MPs oppose Shs23b tax holiday

By Ibrahim A Manzil


A proposal to give private companies, among them ‘Aya Hotel’ businessman Muhammad Hamid, tax exemptions has been opposed by Members of Parliament on the Budget Committee.

The legislators argued on Wednesday that the Shs23 billion in tax holidays to more than 22 companies is illegal and burdensome to taxpayers.

The MPs also said giving “tax holidays” and “subsidies” to the mostly foreign-owned companies is disadvantageous to indigenous investors.

“Is it (the subsidies) backed by any law? I am being suspicious, you can talk of many Ugandan companies that have collapsed under the eye of government; we are supporting private companies using public funds,” charged Ms Cecilia Ogwa (FDC, Dokolo).

Late last year, government tossed around with another plan to bail out loan-stressed private companies, a proposal which also attracted a lot of opposition from both Members of Parliament and the public.

Ms Ogwal cited section 77 of the Public Finance Management Act 2015, which she said government has contravened in proposing continued subsidisation of the selected companies.

Junior finance minister David Bahati defended the proposal. He said the Finance ministry does not unilaterally make tax payments for companies except with the approval of Parliament.

“I cannot exempt, so if we (government) want to give a tax exemption, we budget for it and it is paid directly by government to URA through an appropriation,” Mr Bahati said.

The committee chairperson Amos Lugoloobi (NRM, Ntenjeru South) said the tax subsidies, mostly extended to foreign-owned companies, are unfair to local companies.

“What you grant to Sameer, you should also grant to Jesa and what you grant to Steel and Tubes, you should also grant to Ssembule [Steel Mills],” he said.

After a sustained acrimonious debate on the legalities of the tax subsidies, Mr Bahati said while exemptions are not within the ministry’s legal mandate, the various tax laws and the Appropriations Act is what provides the legal basis for his ministry’s action.
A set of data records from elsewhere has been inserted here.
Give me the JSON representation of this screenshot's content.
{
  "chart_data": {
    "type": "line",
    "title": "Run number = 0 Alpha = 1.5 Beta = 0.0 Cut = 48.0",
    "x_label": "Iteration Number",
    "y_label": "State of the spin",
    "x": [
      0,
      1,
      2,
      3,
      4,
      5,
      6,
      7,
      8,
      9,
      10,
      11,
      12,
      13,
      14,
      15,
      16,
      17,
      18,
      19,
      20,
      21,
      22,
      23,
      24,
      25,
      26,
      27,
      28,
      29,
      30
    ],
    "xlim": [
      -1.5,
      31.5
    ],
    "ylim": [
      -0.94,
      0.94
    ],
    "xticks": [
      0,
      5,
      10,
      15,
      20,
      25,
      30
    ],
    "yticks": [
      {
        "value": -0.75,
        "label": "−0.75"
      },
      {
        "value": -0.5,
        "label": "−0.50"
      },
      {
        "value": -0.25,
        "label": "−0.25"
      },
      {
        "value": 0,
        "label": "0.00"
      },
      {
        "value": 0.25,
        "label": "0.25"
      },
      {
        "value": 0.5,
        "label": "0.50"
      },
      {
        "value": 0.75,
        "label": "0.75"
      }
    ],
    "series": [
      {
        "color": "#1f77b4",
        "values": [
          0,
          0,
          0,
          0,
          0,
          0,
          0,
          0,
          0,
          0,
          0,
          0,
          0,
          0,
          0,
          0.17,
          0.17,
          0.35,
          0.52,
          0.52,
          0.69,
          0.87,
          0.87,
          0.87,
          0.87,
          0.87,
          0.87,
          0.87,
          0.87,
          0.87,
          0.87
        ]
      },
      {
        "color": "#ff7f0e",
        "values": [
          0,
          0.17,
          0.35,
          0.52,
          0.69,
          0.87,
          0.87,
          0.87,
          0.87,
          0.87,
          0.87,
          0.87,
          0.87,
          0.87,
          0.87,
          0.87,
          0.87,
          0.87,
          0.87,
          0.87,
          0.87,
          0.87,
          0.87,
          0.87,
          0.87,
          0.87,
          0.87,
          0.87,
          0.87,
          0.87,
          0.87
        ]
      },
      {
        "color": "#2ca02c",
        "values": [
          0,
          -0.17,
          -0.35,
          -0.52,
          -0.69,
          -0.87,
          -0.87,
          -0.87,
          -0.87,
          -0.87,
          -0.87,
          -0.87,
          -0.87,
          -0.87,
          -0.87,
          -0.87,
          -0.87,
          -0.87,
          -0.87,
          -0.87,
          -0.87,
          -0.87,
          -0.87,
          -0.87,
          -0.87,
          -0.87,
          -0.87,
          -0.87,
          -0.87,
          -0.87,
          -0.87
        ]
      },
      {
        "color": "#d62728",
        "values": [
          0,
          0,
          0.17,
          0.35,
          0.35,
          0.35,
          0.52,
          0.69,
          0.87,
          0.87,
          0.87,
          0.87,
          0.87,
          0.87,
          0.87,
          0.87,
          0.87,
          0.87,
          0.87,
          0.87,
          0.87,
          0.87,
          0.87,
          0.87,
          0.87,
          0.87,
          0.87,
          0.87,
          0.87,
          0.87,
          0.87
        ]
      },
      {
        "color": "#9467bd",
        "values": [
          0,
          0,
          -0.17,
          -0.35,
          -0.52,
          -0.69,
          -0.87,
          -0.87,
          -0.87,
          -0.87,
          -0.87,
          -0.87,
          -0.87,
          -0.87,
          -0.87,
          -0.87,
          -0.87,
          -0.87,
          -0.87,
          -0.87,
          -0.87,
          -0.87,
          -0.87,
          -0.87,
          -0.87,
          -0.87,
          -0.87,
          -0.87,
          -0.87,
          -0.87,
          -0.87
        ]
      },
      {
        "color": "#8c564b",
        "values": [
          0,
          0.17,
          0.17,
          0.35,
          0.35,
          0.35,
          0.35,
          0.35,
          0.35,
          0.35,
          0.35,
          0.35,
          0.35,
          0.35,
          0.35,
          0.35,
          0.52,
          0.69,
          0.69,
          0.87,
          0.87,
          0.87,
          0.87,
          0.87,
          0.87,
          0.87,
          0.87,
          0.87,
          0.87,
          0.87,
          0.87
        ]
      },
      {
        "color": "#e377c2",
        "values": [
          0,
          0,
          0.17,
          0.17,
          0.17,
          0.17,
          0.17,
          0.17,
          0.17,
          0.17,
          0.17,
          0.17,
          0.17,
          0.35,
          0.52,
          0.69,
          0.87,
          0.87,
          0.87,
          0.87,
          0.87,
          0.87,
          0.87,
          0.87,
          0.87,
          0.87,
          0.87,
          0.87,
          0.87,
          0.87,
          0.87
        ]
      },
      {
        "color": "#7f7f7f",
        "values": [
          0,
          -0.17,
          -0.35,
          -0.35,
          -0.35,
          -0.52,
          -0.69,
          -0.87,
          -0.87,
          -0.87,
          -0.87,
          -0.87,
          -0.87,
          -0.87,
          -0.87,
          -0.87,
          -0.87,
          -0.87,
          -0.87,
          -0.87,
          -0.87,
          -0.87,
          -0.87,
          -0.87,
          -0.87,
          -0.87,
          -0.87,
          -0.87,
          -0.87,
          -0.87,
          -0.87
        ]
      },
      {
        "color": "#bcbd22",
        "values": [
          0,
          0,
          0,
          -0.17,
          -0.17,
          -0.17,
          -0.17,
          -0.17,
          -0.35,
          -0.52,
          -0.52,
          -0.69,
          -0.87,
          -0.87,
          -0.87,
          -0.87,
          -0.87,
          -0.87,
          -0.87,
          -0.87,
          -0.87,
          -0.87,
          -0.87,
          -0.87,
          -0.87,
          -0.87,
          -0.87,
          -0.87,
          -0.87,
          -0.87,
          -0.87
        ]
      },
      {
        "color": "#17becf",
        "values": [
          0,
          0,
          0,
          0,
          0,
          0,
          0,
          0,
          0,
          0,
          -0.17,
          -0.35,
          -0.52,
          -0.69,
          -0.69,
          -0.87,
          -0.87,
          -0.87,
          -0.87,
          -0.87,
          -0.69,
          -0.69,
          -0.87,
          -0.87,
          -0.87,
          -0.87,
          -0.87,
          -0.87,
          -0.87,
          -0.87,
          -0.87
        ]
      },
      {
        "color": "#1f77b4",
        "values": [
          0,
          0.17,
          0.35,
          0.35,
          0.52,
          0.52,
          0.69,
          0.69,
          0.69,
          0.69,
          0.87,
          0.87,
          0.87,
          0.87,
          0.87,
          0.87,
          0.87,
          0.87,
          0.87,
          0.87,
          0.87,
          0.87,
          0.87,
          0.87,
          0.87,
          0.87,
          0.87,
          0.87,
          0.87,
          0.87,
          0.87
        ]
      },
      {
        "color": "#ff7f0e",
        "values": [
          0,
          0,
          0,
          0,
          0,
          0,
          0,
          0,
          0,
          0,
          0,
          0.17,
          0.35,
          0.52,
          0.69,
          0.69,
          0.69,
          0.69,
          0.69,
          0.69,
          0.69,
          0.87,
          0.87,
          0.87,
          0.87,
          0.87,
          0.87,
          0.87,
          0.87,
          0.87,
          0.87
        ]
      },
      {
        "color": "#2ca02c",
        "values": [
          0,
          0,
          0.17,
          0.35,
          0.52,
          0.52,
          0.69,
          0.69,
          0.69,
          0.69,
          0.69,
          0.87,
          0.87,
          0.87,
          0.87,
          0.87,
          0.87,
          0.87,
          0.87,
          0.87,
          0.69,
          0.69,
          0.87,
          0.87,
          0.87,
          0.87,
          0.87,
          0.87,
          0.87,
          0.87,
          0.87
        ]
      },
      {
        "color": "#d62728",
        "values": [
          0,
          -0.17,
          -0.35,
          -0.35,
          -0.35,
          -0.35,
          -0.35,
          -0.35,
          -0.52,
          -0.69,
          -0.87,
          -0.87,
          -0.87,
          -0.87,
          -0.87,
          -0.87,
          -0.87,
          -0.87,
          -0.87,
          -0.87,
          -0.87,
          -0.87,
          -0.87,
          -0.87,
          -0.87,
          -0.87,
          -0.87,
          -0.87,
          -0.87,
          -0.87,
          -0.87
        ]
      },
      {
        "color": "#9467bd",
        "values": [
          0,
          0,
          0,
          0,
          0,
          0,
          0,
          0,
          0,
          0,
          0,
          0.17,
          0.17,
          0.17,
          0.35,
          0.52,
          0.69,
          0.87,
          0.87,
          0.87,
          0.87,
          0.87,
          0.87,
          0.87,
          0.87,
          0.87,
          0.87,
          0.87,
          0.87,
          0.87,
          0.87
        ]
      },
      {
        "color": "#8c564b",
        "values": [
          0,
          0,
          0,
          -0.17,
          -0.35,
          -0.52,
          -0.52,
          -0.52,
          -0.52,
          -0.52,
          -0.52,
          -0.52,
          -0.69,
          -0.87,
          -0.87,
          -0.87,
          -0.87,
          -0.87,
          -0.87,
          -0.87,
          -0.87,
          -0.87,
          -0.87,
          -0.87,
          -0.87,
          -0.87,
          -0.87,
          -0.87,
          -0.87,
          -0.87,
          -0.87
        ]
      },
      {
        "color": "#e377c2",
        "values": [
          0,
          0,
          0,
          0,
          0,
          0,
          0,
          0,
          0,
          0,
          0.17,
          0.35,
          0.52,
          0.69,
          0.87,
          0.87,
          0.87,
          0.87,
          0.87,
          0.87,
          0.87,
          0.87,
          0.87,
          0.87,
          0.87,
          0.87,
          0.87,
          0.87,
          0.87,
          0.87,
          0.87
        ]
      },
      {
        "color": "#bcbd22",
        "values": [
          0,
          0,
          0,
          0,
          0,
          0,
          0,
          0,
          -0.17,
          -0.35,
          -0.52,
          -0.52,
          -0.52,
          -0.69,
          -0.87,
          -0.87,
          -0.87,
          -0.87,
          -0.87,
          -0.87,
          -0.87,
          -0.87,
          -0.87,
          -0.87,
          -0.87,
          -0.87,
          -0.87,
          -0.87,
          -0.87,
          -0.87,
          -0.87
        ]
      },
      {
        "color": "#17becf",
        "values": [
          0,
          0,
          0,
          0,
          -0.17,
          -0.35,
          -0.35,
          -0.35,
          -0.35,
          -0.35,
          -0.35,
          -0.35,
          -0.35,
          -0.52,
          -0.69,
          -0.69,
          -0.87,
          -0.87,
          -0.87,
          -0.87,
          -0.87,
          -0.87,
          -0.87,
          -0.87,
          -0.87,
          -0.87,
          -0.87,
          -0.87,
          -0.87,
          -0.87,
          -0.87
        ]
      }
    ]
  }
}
“We have tried to explain that the Income Tax, the Value Added Tax, and the Appropriation Act is what we use to make the payments; they are approved by Parliament by way of appropriation,” he said.

The ministry officials explained that government asks selected companies to provide the sum of their tax obligations in a given financial year and then it appropriates an equivalent amount in the national budget.

“This financial year it is vote number 8 in the ministry of Finance budget, which if Parliament approves, we pay directly to URA,” said Mr Bahati.

Mr Bahati, however, admitted that “Parliament through enactment of various tax laws abolished discretionary powers of the minister or any other person to grant tax exemptions,” he said.

“Tax exemptions and incentives are embedded within the respective tax laws.”

West Budama North MP Richard Othieno said embedding exemptions inside appropriations is meant to “defeat the law.” “Whereas Parliament came up with various laws to stop the minister from making the exemptions, they have gone through the Appropriations [Act]to defeat the law,” he said.

Topping the list of companies lined up for tax incentive in the next financial year is Roofing Rolling Mills Limited, whose Corporation Tax government committed to pay from July 1, 2009 to June 30, 2019.

Steel and Tube Industries Limited are also to have their Corporation Tax paid by the taxpayers from January 1, 2011 to 2021. Mr Bahati said this will “support the development of the steel industry.”

Businessman Muhammad Hamid of the Aya Hotel project gets an incentive of Value Added Tax and Import Duty renewable every financial year which Mr Bahati said is intended to “support the development of the hotel industry.”